There is no doubt that hydrogen (H₂) fuel will soon replace the traditional fossil fuel as a new form of energy storage. Electricity and water can be produced when H₂ react with oxygen. Honda-Fujishima [1] reported that an inorganic oxide-based semiconductor such as TiO₂ has the ability to produce H₂ directly from the solar irradiation. However, these catalysts operate with ultraviolet light, region, which would account for only 4% of the solar energy. Despite great efforts over past decades to develop photocatalysts that can yield high reactivity under visible light region, the efficiency and the stability of modified TiO₂ still remain low. Although oxide-based semiconductors have been widely explored, photocatalytic activity studies of organic materials are so far scarce. In this particular work, an original approach has been taken.

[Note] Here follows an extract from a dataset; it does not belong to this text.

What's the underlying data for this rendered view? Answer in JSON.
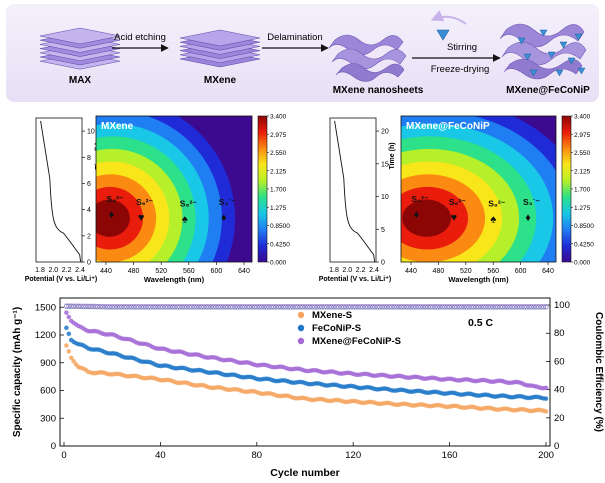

An organic polymer nanocrystal (NCs), polydiacetylene(PDA) has been demonstrated for as a visible light-active photocatalyst, owing to its narrow, and suitable band gap (2.33 eV) for H₂ evolution reaction [2]. We demonstrated the high efficiency of PDA NCs for the photodegradation reaction of an organic dye, where the photodegradation rate of Rhodamine B (RhB) is far superior to TiO₂ in both Visible and UV-Vis irradiations (Fig.1). We also confirmed the enhanced photocatalytic efficiency by performing a surface modification of PDA NCs with noble metal NPs using polydopamine (Dopa) as a binder. The results suggested that Dopa could function not only as a binding layer, but also as a kind of photosensitizer for PDA NCs, where noble metal nanoparticals assist help increasing the reaction sites and absorbing photons. In addition, recent experiments have indicated good recyclability of PDA NCs as well as the great thermal stability. The photodegradation mechanism of the PDA and PDA-Ag has been proposed as well. Our finding could advance the development of H₂ generation system using organics and so on in the near future.
[REFERENCES]
[2] A. Fujishima, K. Honda, “Electrochemical photolysis of water at a semiconductor electrode”: Nature, 238, 37 (1972).
[1] T. Onodera , H. Oikawa, A. Masuhara, H. Kasai, T. Sekiguchi, and H. Nakanishi, “Silver-Deposited Polydiacetylene Nanocrystals Produced by Visible-Light-Driven Photocatalytic Reduction”: Jpn. J. Appl. Phys., 46, L336 (2007).